ORDER GRANTING DEFENDANT’S MOTION FOR RECONSIDERATION AND DISMISSING ACTION WITHOUT PREJUDICE
Plaintiffs in this putative class action claim use of the term “evaporated cane juice” by Yucatan Foods, L.P. (“Yucatan”) is unlawful in light of federal food labeling laws and regulations and therefore viola-tive of California’s Sherman and Unfair Competition Laws. Yucatan previously moved to dismiss on various grounds, including that the subject matter of the suit falls within the primary jurisdiction of the Food and Drug Administration (“FDA”). That motion was denied in an order issued February 7, 2014. On the issue of primary *963jurisdiction, that order concluded: “Although the FDA has not issued any final guidance directly addressing the- term ‘evaporated cane juice,’ it has provided guidance in the form of regulations concerning the terms ‘sugar,’ ‘juice,’ and ‘cane syrup’ such that the issue presented here is hardly one of ‘first impression’ necessitating its commitment to the agency. The fact that the FDA has not yet finalized the draft guidance issued more than four years ago, and that it continues to issue warning letters consistent with that position, further suggests the agency does not view the issue as unsettled. In sum, the question presented here does not require dismissing or staying this litigation pending final agency resolution of this question.”

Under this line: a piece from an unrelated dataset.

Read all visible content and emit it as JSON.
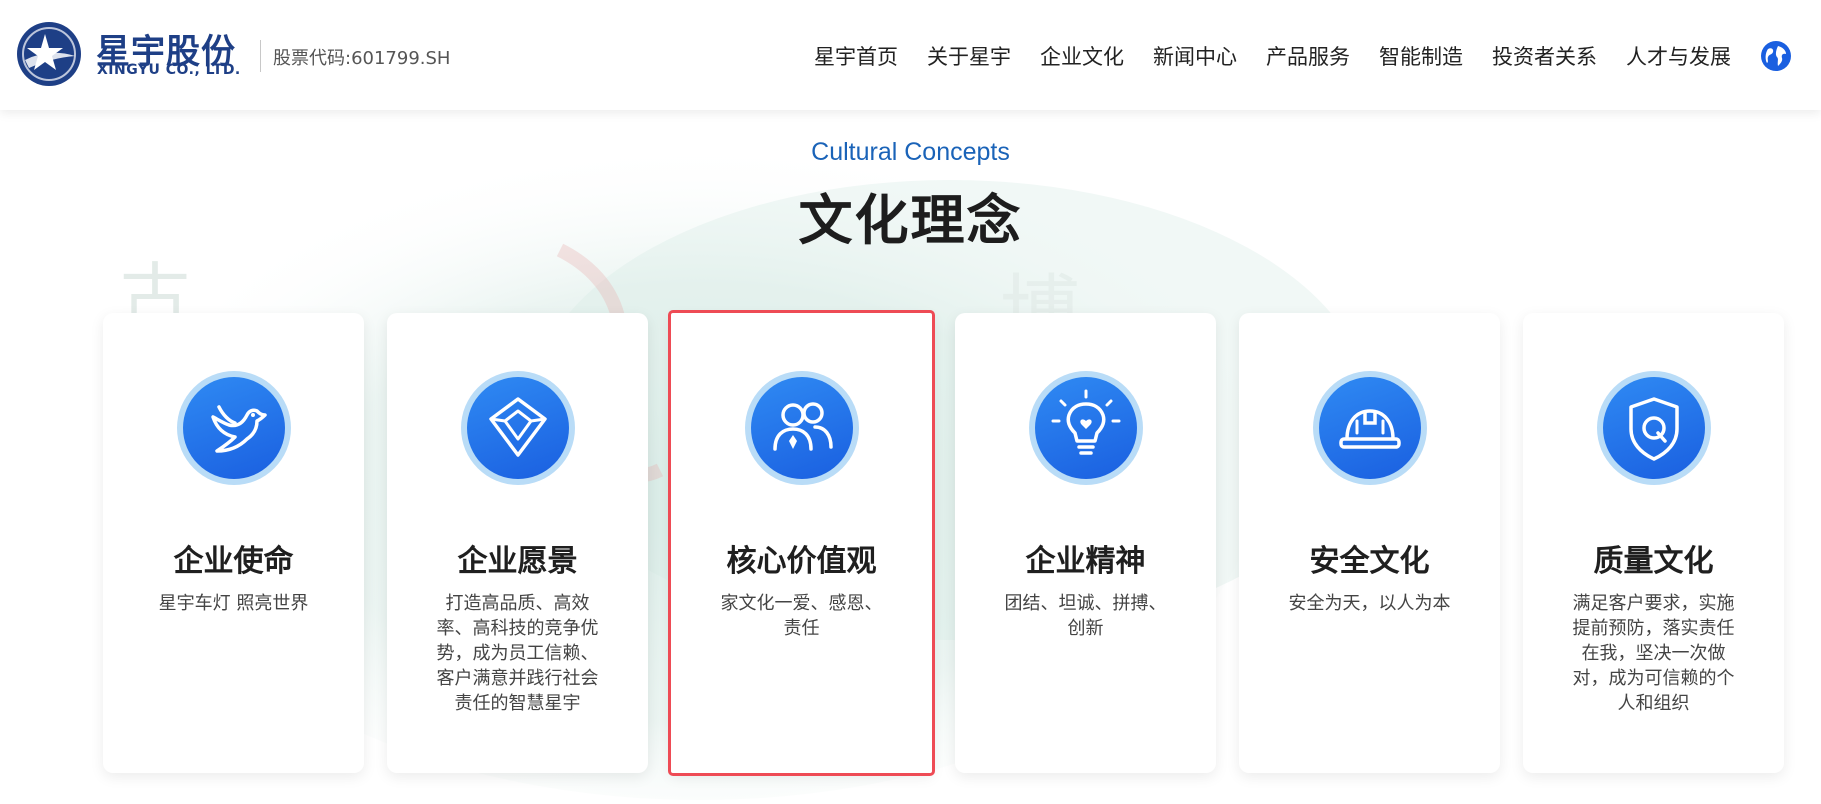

On March 5, 2014, the FDA issued a notice in the Federal Register reopening the comment period for the draft guidance first issued on October 7, 2009, relative to the use of the term “evaporated cane juice.” That notice stated: “We have not reached a final decision on the common or usual name for this ingredient and are reopening the comment period to request further comments, data, and information about the basic nature and characterizing properties of the ingredient'sometimes declared as ‘evaporated cane juice,’ how this ingredient is produced, and how it compares with other sweeteners.” (Dkt. No. 40-2, Ex. A.) In light of this notice, Yucatan has moved for reconsideration of the court’s prior order.

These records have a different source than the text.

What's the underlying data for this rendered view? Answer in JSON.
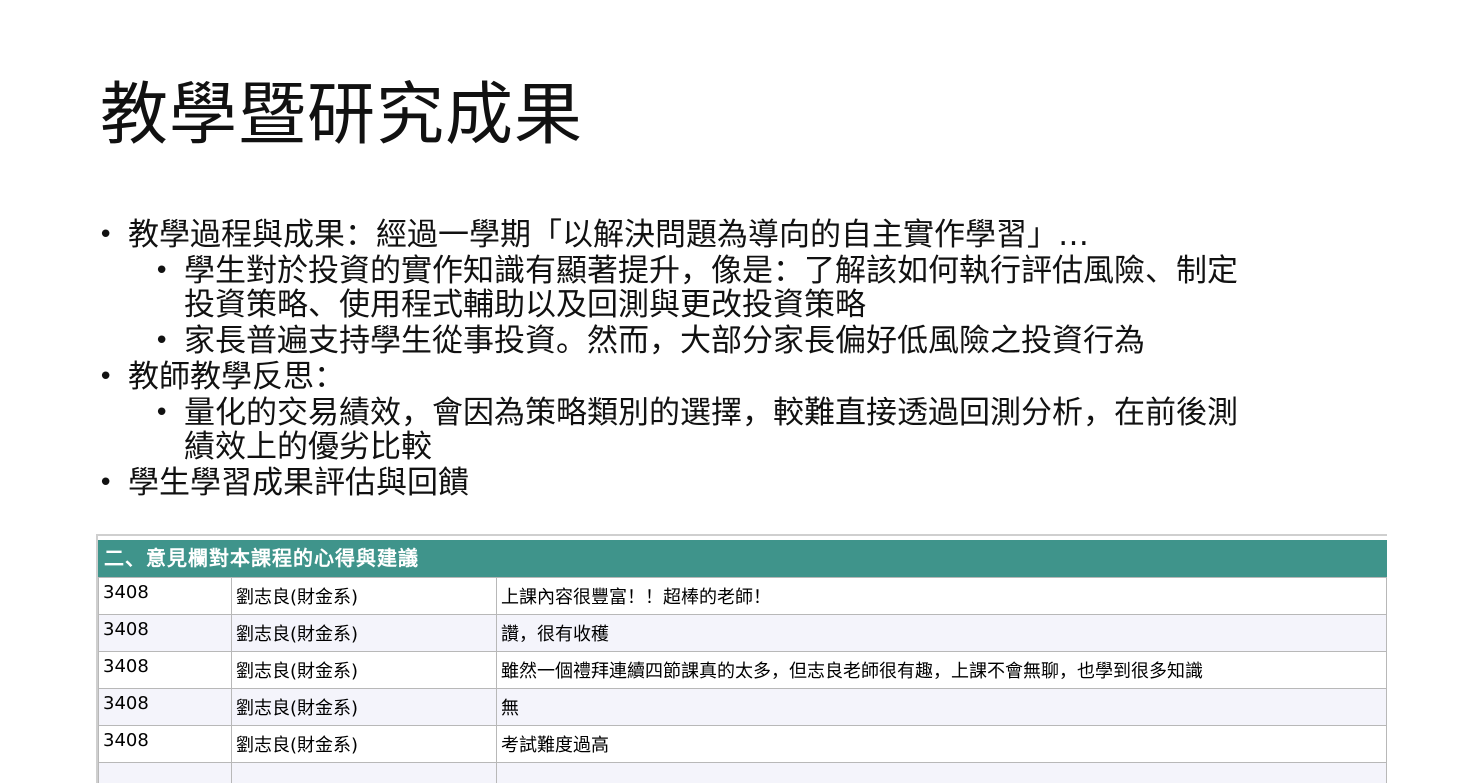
{
  "title": "教學暨研究成果",
  "bullets": {
    "b1": "教學過程與成果：經過一學期「以解決問題為導向的自主實作學習」…",
    "b1_sub1_line1": "學生對於投資的實作知識有顯著提升，像是：了解該如何執行評估風險、制定",
    "b1_sub1_line2": "投資策略、使用程式輔助以及回測與更改投資策略",
    "b1_sub2": "家長普遍支持學生從事投資。然而，大部分家長偏好低風險之投資行為",
    "b2": "教師教學反思：",
    "b2_sub1_line1": "量化的交易績效，會因為策略類別的選擇，較難直接透過回測分析，在前後測",
    "b2_sub1_line2": "績效上的優劣比較",
    "b3": "學生學習成果評估與回饋"
  },
  "panel": {
    "header": "二、意見欄對本課程的心得與建議",
    "rows": [
      {
        "code": "3408",
        "teacher": "劉志良(財金系)",
        "comment": "上課內容很豐富！！超棒的老師！"
      },
      {
        "code": "3408",
        "teacher": "劉志良(財金系)",
        "comment": "讚，很有收穫"
      },
      {
        "code": "3408",
        "teacher": "劉志良(財金系)",
        "comment": "雖然一個禮拜連續四節課真的太多，但志良老師很有趣，上課不會無聊，也學到很多知識"
      },
      {
        "code": "3408",
        "teacher": "劉志良(財金系)",
        "comment": "無"
      },
      {
        "code": "3408",
        "teacher": "劉志良(財金系)",
        "comment": "考試難度過高"
      }
    ]
  },
  "colors": {
    "header_bg": "#3f948b",
    "row_alt_bg": "#f4f4fb"
  }
}
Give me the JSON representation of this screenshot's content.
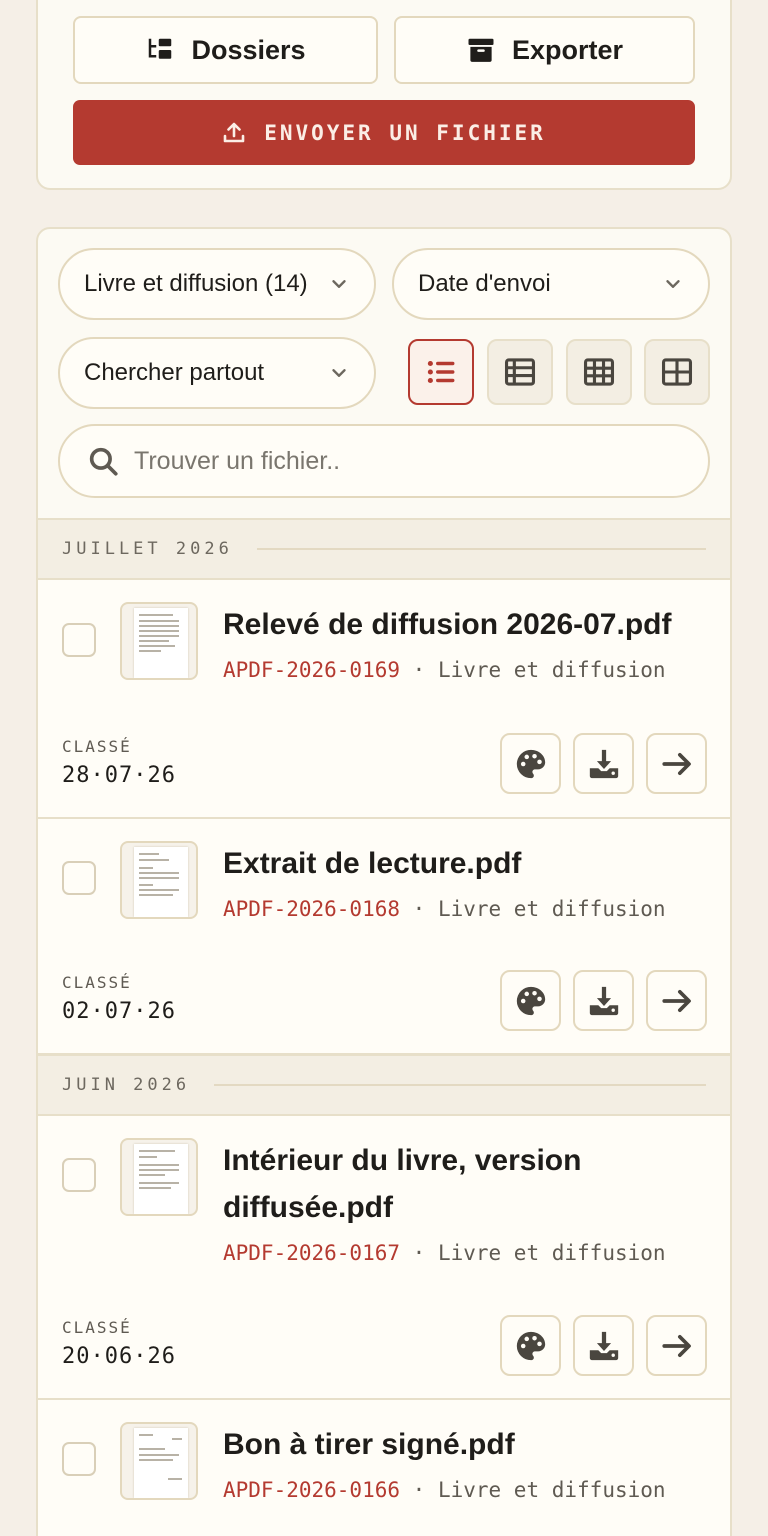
{
  "toolbar": {
    "dossiers_label": "Dossiers",
    "exporter_label": "Exporter",
    "upload_label": "ENVOYER UN FICHIER"
  },
  "filters": {
    "category": "Livre et diffusion (14)",
    "sort": "Date d'envoi",
    "scope": "Chercher partout"
  },
  "view_modes": [
    "list-icon",
    "table-icon",
    "grid-small-icon",
    "grid-large-icon"
  ],
  "active_view": "list",
  "search": {
    "placeholder": "Trouver un fichier.."
  },
  "groups": [
    {
      "label": "JUILLET 2026"
    },
    {
      "label": "JUIN 2026"
    }
  ],
  "files": [
    {
      "title": "Relevé de diffusion 2026-07.pdf",
      "ref": "APDF-2026-0169",
      "category": "Livre et diffusion",
      "status": "CLASSÉ",
      "date": "28·07·26"
    },
    {
      "title": "Extrait de lecture.pdf",
      "ref": "APDF-2026-0168",
      "category": "Livre et diffusion",
      "status": "CLASSÉ",
      "date": "02·07·26"
    },
    {
      "title": "Intérieur du livre, version diffusée.pdf",
      "ref": "APDF-2026-0167",
      "category": "Livre et diffusion",
      "status": "CLASSÉ",
      "date": "20·06·26"
    },
    {
      "title": "Bon à tirer signé.pdf",
      "ref": "APDF-2026-0166",
      "category": "Livre et diffusion",
      "status": "",
      "date": ""
    }
  ],
  "meta_separator": " · ",
  "colors": {
    "accent": "#b43a30",
    "background": "#f5efe7",
    "card": "#fffdf7",
    "border": "#e3d8bd"
  }
}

As explained in that order, the primary jurisdiction doctrine applies when there is: “(1) [a] need to resolve an issue that (2) has been placed by Congress within the jurisdiction of an administrative body having regulatory authority (3) pursuant to a statute that subjects an industry or activity to a comprehensive regulatory authority that (4) requires expertise or uniformity in administration.” Clark v. Time Warner, 523 F.3d 1110, 1115 (9th Cir.2008). The doctrine of primary jurisdiction may only be properly invoked “in a limited set of circumstances”; it “is not designed to ‘secure expert advice’ from agencies every time a court is presented with an issue conceivably within the agency’s ambit.” Id. at 1114 (internal quotations omitted). “It is to be used only if a claim requires resolution of an issue of first impression, or of a particularly complicated issue that Congress has committed to a regulatory agency.” Id. (internal quotations omitted).
As recounted in the prior order, courts in this district have divided on whether the lack of final guidance concerning “evaporated'cane juice” warrants application of primary jurisdiction in light of existing regulation concerning the terms “sugar,” “juice,” and “cane syrup,” as well as the general requirement that food must be labeled with “[t]he common or usual name of a food.” The majority of decisions issued after the FDA’s latest notice, however, have concluded that similar cases concerning evaporated cane juice claims should be stayed or dismissed under the primary jurisdiction doctrine. See, e.g., Swearingen v. Santa Cruz Natural Inc., Case No. 13-04291-SI, 2014 WL 1339775, at *3 (N.D.Cal. Apr. 2, 2014) (dismissing the case without prejudice); Figy v. Amy’s Kitchen, Inc., Case No. 13-03816-SI, 37 F.Supp.3d 1109, 1114-15, 2014 WL 1379915, at *4 (N.D.Cal. Apr. 9, 2014) (same); Reese v. Odwalla, Case No. 13-947-YGR, 30 F.Supp.2d 935, 2014 WL 1244940 (N.D.Cal. Mar. 25, 2014) (staying the case); Figy v. Lifeway Foods, Inc., Case No. 13-4828-TEH, 2014 WL 1779251 (N.D.Cal. May 5, 2014) (same). Others have not. See, e.g., Pratt v. Whole Foods Mkt. California, Inc., Case No. 12-05652, 2014 WL 1324288, at *7 (N.D.Cal. Mar. 31, 2014); Leonhart v. Nature’s Path Foods, *964 Inc. Case No. 13-492-EJD, 2014 WL 1338161, at *6-7 (N.D.Cal. Mar. 31, 2014); Swearingen v. Amazon Preservation Partners, Inc., Case No. 13-4402-WHO, 2014 WL 1100944, at *4 & n. 3 (N.D.Cal. Mar. 18, 2014).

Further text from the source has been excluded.